Methods Neonates < twenty-eight days with suspected sepsis and baseline QCRP >10 mg/L were enrolled. Serum samples at 24, 36 and 48 h after initiation of antibiotics were analyzed for QCRP (PETIA: Particle enhanced turbidimetric immunoassay). After collecting blood culture [BD BACTEC TM Peds Plus/F] report, CPSA and CPRA were cases and sterile cultures were controls. Mann-Whitney U test, linear regression, ROC curve and Youden’s index were used to measure appropriateness of antibiotic therapy.

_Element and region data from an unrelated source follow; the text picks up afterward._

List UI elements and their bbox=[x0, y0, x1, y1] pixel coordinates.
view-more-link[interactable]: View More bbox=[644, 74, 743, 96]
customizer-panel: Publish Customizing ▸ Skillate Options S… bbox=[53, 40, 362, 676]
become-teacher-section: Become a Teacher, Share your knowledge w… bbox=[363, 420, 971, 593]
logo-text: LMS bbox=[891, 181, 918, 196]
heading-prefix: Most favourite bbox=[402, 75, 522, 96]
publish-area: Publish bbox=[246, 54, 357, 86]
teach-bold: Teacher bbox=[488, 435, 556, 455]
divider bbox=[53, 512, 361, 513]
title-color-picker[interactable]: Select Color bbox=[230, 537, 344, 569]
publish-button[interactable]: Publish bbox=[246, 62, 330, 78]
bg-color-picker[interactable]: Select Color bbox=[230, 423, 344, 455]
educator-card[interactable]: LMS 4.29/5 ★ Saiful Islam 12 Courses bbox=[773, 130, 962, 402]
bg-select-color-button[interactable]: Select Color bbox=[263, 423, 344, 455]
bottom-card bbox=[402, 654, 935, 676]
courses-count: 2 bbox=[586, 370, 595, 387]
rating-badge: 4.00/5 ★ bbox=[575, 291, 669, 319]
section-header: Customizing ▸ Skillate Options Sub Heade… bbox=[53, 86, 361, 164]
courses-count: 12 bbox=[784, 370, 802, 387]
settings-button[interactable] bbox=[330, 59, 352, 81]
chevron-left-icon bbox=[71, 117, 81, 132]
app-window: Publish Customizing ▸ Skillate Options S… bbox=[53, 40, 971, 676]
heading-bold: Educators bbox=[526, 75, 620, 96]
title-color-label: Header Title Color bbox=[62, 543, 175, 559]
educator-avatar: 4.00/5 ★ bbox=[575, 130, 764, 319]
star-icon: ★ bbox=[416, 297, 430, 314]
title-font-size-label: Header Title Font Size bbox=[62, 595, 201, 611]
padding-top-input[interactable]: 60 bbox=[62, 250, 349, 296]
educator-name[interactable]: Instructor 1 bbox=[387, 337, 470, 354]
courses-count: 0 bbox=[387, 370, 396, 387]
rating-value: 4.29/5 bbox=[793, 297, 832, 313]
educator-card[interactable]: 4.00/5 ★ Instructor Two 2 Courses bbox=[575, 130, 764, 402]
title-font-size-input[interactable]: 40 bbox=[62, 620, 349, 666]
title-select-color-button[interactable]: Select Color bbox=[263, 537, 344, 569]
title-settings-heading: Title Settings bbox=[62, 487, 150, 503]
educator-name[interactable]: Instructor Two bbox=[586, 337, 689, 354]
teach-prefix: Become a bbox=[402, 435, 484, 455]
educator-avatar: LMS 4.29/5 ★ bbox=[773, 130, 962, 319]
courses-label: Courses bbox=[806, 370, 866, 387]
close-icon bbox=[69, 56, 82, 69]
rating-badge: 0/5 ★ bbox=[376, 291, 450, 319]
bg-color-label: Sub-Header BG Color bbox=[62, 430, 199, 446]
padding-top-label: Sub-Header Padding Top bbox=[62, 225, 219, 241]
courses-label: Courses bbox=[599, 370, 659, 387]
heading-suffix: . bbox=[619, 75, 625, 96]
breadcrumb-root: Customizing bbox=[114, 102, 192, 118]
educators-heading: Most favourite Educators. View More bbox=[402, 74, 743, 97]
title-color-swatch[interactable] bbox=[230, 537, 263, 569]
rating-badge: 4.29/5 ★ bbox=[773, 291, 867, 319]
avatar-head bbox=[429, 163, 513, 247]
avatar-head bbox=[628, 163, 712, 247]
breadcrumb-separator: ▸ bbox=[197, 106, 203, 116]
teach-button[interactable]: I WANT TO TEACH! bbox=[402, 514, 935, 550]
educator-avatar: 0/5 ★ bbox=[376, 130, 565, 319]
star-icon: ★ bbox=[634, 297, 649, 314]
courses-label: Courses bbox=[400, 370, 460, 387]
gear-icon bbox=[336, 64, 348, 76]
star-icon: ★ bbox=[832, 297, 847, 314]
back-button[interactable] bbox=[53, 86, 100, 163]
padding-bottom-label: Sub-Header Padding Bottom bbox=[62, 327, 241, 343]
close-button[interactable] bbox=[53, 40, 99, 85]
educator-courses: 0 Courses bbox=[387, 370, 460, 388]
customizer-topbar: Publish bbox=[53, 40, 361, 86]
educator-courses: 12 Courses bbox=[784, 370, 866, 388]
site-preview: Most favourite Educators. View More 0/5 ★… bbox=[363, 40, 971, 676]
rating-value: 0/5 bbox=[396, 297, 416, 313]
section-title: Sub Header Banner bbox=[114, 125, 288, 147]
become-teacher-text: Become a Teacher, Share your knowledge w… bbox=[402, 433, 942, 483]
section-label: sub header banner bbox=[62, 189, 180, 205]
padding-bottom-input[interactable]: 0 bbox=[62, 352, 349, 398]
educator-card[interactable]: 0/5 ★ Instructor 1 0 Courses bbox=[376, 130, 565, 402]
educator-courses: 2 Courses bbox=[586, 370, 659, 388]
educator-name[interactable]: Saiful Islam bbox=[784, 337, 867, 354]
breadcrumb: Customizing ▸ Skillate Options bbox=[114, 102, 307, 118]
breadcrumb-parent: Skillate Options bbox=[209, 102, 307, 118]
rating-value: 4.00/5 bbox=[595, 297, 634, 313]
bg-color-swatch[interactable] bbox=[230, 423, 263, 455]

Results In one hundred forty-one sepsis episodes forty-five were CPSA, forty-four were CPRA and fifty two were culture sterile. The difference in QCRP between CPSA and CPRA was significant at all time points (p<0.001). The area under ROC curve was highest for ΔCRP0–48 [CRP (0 hr)-CRP (48 hr)] and ΔCRP24–48 [CRP (24 hr)-CRP (48 hr)] i.e 0.879 (CI: 0.80, 0.95) and 0.89 (CI: 0.81, 0.96) respectively. If ΔCRP0–48 was > 6.2 mg/L, the infant was likely to be getting sensitive antibiotics (sensitivity 86%, specificity 84%).
Conclusion A decrease in serum QCRP by 6.2 mg/L can be used as a useful indicator of the appropriateness of antibiotics in neonatal sepsis.